Le grand défi de la déconsommation pour la distribution alimentaire

Zoom sur les effets de déconsommation dans le paysage de la grande distribution.
Le grand défi de la déconsommation pour la distribution alimentaire

En 2024, les dépenses alimentaires ont continué de chuter, marquant un recul de -1,1 % au cours des neuf premiers mois de l'année. Cette tendance de la « déconsommation », comme l’appelle Noël Zierski, pose des défis importants aux enseignes de distribution.

Dans cet entretien, Noël nous partage les causes et les formes de la déconsommation et nous partage ses réflexions sur les stratégies pour la contrer.

Cet article est le troisième d'une série consacrée aux actus fortes de 2024. On y parle du déclin des enseignes intégrées et des défis de la concentration.

Déconsommation : que’est-ce que c’est ?

La déconsommation se définit comme « une baisse des volumes achetés ». C'est une tendance marquée par des achats moindres de produits du quotidien, tels que les produits de grande consommation (PGC) et les produits frais libre-service (FLS).

Cette tendance s’est renforcée par la crise de l’inflation en 2022 et 2023, qui a entraîné une baisse drastique du pouvoir d'achat. Selon Noël :

« l'inflation a eu un impact très fort sur le pouvoir d'achat des ménages, et du coup ça a entraîné une baisse des volumes sur les produits du quotidien ».

Il distingue deux types de déconsommation : la déconsommation subie et la déconsommation choisie.

Déconsommation subie : les effets de l’inflation et du pouvoir d’achat en Baisse

La déconsommation subie est celle qui affecte directement les ménages à cause de la hausse des prix. « Les prix augmentent, le pouvoir d'achat ne suit pas, et donc on est obligé de faire des choix, il y a des produits qu'on n'achète plus », explique Noël. Ce phénomène est particulièrement visible dans les données : « Circana nous annonce moins 3,1% des volumes en 2022, moins 2,2% en 2023, et sur le premier semestre 2024, une baisse de moins 1,6% des volumes ».

Sur une période de trois ans, cela représente une baisse cumulée de -7,1% des volumes, un chiffre que Noël qualifie de « très significatif », d'autant plus que cette tendance touche des produits essentiels.

En parallèle, Noël note que la valeur des achats, elle, a augmenté de 14% en raison de l'inflation, ce qui crée un paradoxe : « On a une hausse de plus 14 % en valeur, [...] mais cela cache une baisse marquée des volumes ».

Déconsommation choisie : un nouveau comportement difficile à cerner

Outre la déconsommation subie, Noël explique l’idée d’une déconsommation choisie, en réponse à une prise de conscience plus écologique et économique.

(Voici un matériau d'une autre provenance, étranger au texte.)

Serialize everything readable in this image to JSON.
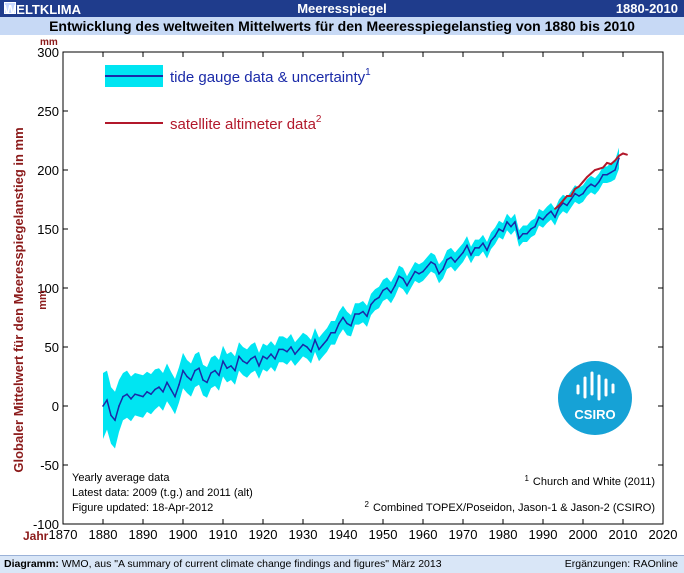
{
  "header": {
    "brand": "WELTKLIMA",
    "topic": "Meeresspiegel",
    "years": "1880-2010",
    "subtitle": "Entwicklung des weltweiten Mittelwerts für den Meeresspiegelanstieg von 1880 bis 2010"
  },
  "footer": {
    "left_prefix": "Diagramm:",
    "left_text": " WMO,  aus \"A summary of current climate change findings and figures\" März 2013",
    "right_text": "Ergänzungen: RAOnline"
  },
  "chart_data": {
    "type": "line",
    "ylabel": "Globaler Mittelwert für den Meeresspiegelanstieg in mm",
    "y_unit_top": "mm",
    "y_unit_side": "mm",
    "x_unit": "Jahr",
    "xlim": [
      1870,
      2020
    ],
    "ylim": [
      -100,
      300
    ],
    "x_ticks": [
      1870,
      1880,
      1890,
      1900,
      1910,
      1920,
      1930,
      1940,
      1950,
      1960,
      1970,
      1980,
      1990,
      2000,
      2010,
      2020
    ],
    "y_ticks": [
      -100,
      -50,
      0,
      50,
      100,
      150,
      200,
      250,
      300
    ],
    "grid": false,
    "legend": {
      "position": "top-left",
      "tide_label": "tide gauge data & uncertainty",
      "tide_sup": "1",
      "sat_label": "satellite altimeter data",
      "sat_sup": "2"
    },
    "colors": {
      "tide_line": "#1a2aa8",
      "tide_band": "#00e5f2",
      "satellite": "#b2182b",
      "text_dark_red": "#8b1a1a"
    },
    "notes": {
      "left": [
        "Yearly average data",
        "Latest data: 2009 (t.g.) and 2011 (alt)",
        "Figure updated: 18-Apr-2012"
      ],
      "right1": "Church and White (2011)",
      "right1_sup": "1",
      "right2": "Combined TOPEX/Poseidon, Jason-1 & Jason-2 (CSIRO)",
      "right2_sup": "2"
    },
    "logo_text": "CSIRO",
    "series": [
      {
        "name": "tide gauge data & uncertainty",
        "x": [
          1880,
          1881,
          1882,
          1883,
          1884,
          1885,
          1886,
          1887,
          1888,
          1889,
          1890,
          1891,
          1892,
          1893,
          1894,
          1895,
          1896,
          1897,
          1898,
          1899,
          1900,
          1901,
          1902,
          1903,
          1904,
          1905,
          1906,
          1907,
          1908,
          1909,
          1910,
          1911,
          1912,
          1913,
          1914,
          1915,
          1916,
          1917,
          1918,
          1919,
          1920,
          1921,
          1922,
          1923,
          1924,
          1925,
          1926,
          1927,
          1928,
          1929,
          1930,
          1931,
          1932,
          1933,
          1934,
          1935,
          1936,
          1937,
          1938,
          1939,
          1940,
          1941,
          1942,
          1943,
          1944,
          1945,
          1946,
          1947,
          1948,
          1949,
          1950,
          1951,
          1952,
          1953,
          1954,
          1955,
          1956,
          1957,
          1958,
          1959,
          1960,
          1961,
          1962,
          1963,
          1964,
          1965,
          1966,
          1967,
          1968,
          1969,
          1970,
          1971,
          1972,
          1973,
          1974,
          1975,
          1976,
          1977,
          1978,
          1979,
          1980,
          1981,
          1982,
          1983,
          1984,
          1985,
          1986,
          1987,
          1988,
          1989,
          1990,
          1991,
          1992,
          1993,
          1994,
          1995,
          1996,
          1997,
          1998,
          1999,
          2000,
          2001,
          2002,
          2003,
          2004,
          2005,
          2006,
          2007,
          2008,
          2009
        ],
        "values": [
          0,
          5,
          -8,
          -12,
          0,
          8,
          10,
          6,
          10,
          9,
          8,
          12,
          10,
          14,
          16,
          12,
          20,
          14,
          8,
          18,
          30,
          25,
          22,
          30,
          32,
          22,
          20,
          28,
          30,
          26,
          38,
          32,
          34,
          30,
          42,
          38,
          36,
          40,
          42,
          34,
          42,
          40,
          44,
          40,
          48,
          48,
          46,
          50,
          44,
          48,
          52,
          50,
          46,
          56,
          48,
          52,
          56,
          62,
          62,
          70,
          75,
          70,
          68,
          78,
          78,
          80,
          76,
          86,
          90,
          92,
          98,
          100,
          96,
          102,
          110,
          108,
          102,
          108,
          114,
          112,
          114,
          118,
          122,
          120,
          112,
          116,
          124,
          126,
          122,
          126,
          130,
          136,
          128,
          134,
          134,
          138,
          132,
          140,
          144,
          150,
          148,
          156,
          152,
          156,
          142,
          146,
          146,
          150,
          152,
          160,
          158,
          162,
          165,
          160,
          168,
          172,
          170,
          175,
          180,
          178,
          180,
          185,
          188,
          186,
          190,
          196,
          196,
          198,
          200,
          210
        ],
        "uncertainty": [
          28,
          25,
          24,
          24,
          22,
          20,
          20,
          19,
          18,
          18,
          18,
          17,
          17,
          17,
          16,
          16,
          16,
          15,
          15,
          15,
          15,
          14,
          14,
          14,
          14,
          13,
          13,
          13,
          13,
          13,
          13,
          12,
          12,
          12,
          12,
          12,
          12,
          12,
          12,
          11,
          11,
          11,
          11,
          11,
          11,
          11,
          11,
          11,
          10,
          10,
          10,
          10,
          10,
          10,
          10,
          10,
          10,
          10,
          10,
          10,
          10,
          10,
          9,
          9,
          9,
          9,
          9,
          9,
          9,
          9,
          9,
          9,
          9,
          9,
          9,
          9,
          8,
          8,
          8,
          8,
          8,
          8,
          8,
          8,
          8,
          8,
          8,
          8,
          8,
          8,
          8,
          8,
          7,
          7,
          7,
          7,
          7,
          7,
          7,
          7,
          7,
          7,
          7,
          7,
          7,
          7,
          7,
          7,
          7,
          7,
          7,
          7,
          7,
          7,
          7,
          7,
          7,
          7,
          7,
          7,
          7,
          7,
          7,
          7,
          7,
          7,
          7,
          8,
          8,
          9
        ]
      },
      {
        "name": "satellite altimeter data",
        "x": [
          1993,
          1994,
          1995,
          1996,
          1997,
          1998,
          1999,
          2000,
          2001,
          2002,
          2003,
          2004,
          2005,
          2006,
          2007,
          2008,
          2009,
          2010,
          2011
        ],
        "values": [
          167,
          170,
          174,
          178,
          178,
          184,
          186,
          190,
          194,
          197,
          200,
          201,
          202,
          206,
          205,
          208,
          212,
          214,
          213
        ]
      }
    ]
  }
}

« En réaction à une société de consommation qui existe depuis plus de 60 ans, on se dit qu’on n’a peut-être pas besoin de consommer tant que ça ».

Cette déconsommation choisie se manifeste par des choix de consommation plus mesurés et une recherche de produits durables, avec moins de produits superflus.

Ce phénomène est difficile à quantifier, car il se dissimule dans les habitudes de consommation. Noël illustre cela par l'exemple de la viande rouge, dont la consommation a diminué :

« Les volumes baissent autant parce que ça coûte cher [...] et aussi parce que les gens se disent finalement qu’on a peut-être besoin de moins de protéines animales, avec les substituts végétaux qui permettent de mieux préserver la planète ».

Un changement profond dans les habitudes de consommation

Pour Noël, les études actuelles montrent une fracture économique en France, où il identifie « trois France » :

« Il y a un tiers des Français qui n'ont aucun problème de pouvoir d'achat, un tiers qui doivent faire attention, et un tiers où c’est carrément dur, avec des foyers qui sautent des repas ou se privent de produits ».

Il rappelle que les impacts de cette déconsommation sont visibles dans des études comme celle de l'Institut Montaigne, qui a mis en lumière « une fracture alimentaire », avec « pratiquement une personne sur trois qui saute un repas régulièrement pour faire des économies ».

Les enseignes doivent, elles, faire face à ce double phénomène de déconsommation subie et choisie. Noël estime que les distributeurs doivent se préparer à cette réalité nouvelle en proposant des produits de base accessibles et en favorisant des pratiques de consommation plus respectueuses de l’environnement. Cependant, ces initiatives demandent une grande flexibilité, car, comme le souligne notre invité, « les phénomènes se superposent les uns aux autres, et il faut entrer dans le détail des marchés, des catégories pour voir ce qui se passe ».